Comment by AstroBen
7 hours ago
I don't know how other people work, but writing the code for me has been essential in even understanding the problem space. The architecture and design work in a lot of cases is harder without going through that process.
100%! Lots of issues are only discovered when enough code has been written. More than that , other issues are discovered only when the project is actually deployed as MVP.
I recently had to build a widget that lets the user pick from a list of canned reports and then preview them in an overlay before sending to the printer (or save to PDF). All I knew was that I wanted each individual report's logic and display to be in its own file, so if the system needed to grow to 100 reports, it wouldn't get any more complicated than with 6 reports.
The final solution ended up being something like: 1. Page includes new React report widget. 2. Widget imports generic overlay component and all canned reports, and lets user pick a report. 3. User picks report, widget sets that specific report component as a child of the overlay component, launches overlay. 4. Report component makes call to database with filters and business logic, passes generic set of inputs (report title, other specifics, report data) to a shared report display template.
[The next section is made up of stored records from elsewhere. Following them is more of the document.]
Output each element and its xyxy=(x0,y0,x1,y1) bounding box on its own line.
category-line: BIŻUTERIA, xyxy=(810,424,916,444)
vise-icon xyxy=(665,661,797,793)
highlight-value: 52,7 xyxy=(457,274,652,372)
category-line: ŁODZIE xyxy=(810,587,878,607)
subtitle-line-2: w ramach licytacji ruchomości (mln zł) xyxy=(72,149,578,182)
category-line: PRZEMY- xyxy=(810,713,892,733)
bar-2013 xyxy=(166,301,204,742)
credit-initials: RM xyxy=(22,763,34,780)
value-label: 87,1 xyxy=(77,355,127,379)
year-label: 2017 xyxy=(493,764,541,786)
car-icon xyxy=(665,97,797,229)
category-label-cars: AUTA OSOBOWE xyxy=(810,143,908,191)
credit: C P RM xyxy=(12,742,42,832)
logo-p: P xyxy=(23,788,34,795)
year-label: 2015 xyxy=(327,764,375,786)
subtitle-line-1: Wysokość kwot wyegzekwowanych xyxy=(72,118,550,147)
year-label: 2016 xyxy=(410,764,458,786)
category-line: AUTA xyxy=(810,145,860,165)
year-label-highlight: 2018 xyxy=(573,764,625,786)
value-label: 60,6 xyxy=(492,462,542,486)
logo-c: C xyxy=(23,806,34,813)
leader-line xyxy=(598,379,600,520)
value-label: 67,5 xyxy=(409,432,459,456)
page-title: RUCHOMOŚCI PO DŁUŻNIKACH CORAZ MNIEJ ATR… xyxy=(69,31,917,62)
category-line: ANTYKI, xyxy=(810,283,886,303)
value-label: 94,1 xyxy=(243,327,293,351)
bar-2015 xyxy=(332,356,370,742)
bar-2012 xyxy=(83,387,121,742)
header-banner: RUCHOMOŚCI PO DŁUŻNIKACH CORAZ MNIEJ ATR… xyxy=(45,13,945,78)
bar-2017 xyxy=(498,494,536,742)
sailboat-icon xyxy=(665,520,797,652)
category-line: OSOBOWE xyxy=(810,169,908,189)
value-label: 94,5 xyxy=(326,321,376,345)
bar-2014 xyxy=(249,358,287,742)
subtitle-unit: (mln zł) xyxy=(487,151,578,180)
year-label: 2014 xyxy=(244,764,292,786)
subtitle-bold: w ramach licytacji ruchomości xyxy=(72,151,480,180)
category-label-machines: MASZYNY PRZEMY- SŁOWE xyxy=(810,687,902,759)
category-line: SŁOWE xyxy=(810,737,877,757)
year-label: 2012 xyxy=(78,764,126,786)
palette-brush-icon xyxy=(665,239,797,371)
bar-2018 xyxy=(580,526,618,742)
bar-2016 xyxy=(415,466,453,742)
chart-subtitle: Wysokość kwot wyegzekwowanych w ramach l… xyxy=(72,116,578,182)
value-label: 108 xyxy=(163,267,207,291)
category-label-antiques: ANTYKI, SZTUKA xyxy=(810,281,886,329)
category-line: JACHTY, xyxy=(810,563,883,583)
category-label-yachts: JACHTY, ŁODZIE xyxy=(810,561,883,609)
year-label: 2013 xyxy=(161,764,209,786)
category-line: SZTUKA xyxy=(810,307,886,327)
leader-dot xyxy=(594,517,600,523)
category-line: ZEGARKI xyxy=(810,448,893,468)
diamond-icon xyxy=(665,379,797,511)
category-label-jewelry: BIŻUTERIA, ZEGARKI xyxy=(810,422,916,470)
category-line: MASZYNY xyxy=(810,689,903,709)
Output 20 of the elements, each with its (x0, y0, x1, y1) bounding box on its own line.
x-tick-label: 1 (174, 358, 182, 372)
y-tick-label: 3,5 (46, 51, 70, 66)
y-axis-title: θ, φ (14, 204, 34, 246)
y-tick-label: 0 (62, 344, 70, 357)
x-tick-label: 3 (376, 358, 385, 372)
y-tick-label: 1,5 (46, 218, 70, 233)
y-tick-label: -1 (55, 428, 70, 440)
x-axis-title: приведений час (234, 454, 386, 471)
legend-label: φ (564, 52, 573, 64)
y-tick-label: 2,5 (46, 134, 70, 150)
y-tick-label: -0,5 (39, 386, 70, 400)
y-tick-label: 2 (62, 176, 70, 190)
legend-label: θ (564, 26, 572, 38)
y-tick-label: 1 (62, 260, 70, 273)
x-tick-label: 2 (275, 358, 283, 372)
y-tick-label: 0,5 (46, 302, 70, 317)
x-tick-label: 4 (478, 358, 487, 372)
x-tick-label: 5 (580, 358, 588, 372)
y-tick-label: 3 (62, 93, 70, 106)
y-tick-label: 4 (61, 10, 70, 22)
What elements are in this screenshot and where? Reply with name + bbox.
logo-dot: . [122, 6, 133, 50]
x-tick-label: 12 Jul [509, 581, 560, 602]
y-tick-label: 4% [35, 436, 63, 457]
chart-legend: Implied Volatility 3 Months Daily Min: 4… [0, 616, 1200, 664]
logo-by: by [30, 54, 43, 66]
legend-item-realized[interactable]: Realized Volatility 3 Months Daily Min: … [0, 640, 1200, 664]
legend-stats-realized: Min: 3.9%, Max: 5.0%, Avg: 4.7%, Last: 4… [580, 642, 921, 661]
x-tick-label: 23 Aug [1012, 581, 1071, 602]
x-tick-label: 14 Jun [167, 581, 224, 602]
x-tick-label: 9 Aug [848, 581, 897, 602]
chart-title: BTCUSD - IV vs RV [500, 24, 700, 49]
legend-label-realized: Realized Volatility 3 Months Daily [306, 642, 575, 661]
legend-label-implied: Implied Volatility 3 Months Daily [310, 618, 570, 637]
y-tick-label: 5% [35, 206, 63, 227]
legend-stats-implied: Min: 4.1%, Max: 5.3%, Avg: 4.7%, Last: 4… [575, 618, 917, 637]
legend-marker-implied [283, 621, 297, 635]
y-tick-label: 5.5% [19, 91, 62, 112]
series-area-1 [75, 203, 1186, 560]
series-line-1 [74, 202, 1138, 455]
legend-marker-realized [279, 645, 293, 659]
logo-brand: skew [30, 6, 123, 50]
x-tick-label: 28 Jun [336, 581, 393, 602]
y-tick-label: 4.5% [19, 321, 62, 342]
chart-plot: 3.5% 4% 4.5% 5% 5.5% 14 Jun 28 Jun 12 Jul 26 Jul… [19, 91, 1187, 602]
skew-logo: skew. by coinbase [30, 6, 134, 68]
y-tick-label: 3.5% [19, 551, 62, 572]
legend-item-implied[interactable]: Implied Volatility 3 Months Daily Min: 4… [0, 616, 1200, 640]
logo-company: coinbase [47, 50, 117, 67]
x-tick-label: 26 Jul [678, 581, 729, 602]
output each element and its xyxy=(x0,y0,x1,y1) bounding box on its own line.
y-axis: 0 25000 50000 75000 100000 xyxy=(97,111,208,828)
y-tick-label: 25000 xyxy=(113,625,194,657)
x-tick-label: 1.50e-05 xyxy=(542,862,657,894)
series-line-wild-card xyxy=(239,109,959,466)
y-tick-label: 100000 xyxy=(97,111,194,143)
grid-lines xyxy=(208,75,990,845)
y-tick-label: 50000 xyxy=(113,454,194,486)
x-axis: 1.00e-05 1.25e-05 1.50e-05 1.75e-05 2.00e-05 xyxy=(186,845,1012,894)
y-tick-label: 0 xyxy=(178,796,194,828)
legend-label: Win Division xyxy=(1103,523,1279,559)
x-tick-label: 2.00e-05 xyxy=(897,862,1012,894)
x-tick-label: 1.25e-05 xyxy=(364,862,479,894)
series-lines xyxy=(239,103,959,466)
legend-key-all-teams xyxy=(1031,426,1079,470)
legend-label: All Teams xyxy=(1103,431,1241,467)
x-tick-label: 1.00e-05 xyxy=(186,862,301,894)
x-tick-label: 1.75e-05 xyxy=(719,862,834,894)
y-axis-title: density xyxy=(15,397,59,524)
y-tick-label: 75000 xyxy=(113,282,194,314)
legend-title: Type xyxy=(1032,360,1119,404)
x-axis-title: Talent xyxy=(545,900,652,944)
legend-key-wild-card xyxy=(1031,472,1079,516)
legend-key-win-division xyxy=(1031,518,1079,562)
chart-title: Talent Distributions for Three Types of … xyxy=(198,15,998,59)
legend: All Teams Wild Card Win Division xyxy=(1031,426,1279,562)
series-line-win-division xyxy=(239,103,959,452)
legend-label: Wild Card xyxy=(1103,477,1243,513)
My original plan was for the report display template to also be unique to each report file. But when the dust settled, they were so similar that it made sense to use a shared component. If a future report diverges significantly, we can just skip the shared component and create a one-off in the file.
I could have designed all this ahead of time, as I would need to do with an LLM. But it was 10x easier to just start coding it while keeping my ultimate scalability goals in mind.
See "Programming as Theory Building": https://pages.cs.wisc.edu/~remzi/Naur.pdf
That's a good point and honestly I occasionally do the same thing. Sometimes you have to build something wrong to understand what right looks like. I think the distinction is between exploratory prototyping (building to learn/think) and expecting the prototype to BE the product. The first is thinking, the second is where the 100-hour gap bites you in the ass.
This. It’s also much easier to tell someone what you don’t like if what you don’t like is right in front of you than to tell them what you want without a point of reference.
- version 1 -- we build what we think is needed
- version 2 -- we realise we're solving a completely different problem to what is needed
- version 3 -- we build what is actually needed
This is basically the entire argument for why the 100-hour gap exists and why that's fine. The gap isn't waste, it's the cost of understanding the problem space. AI can compress that cycle but it can't skip it. But you don't WANT to skip, it's the gate between quality and slop.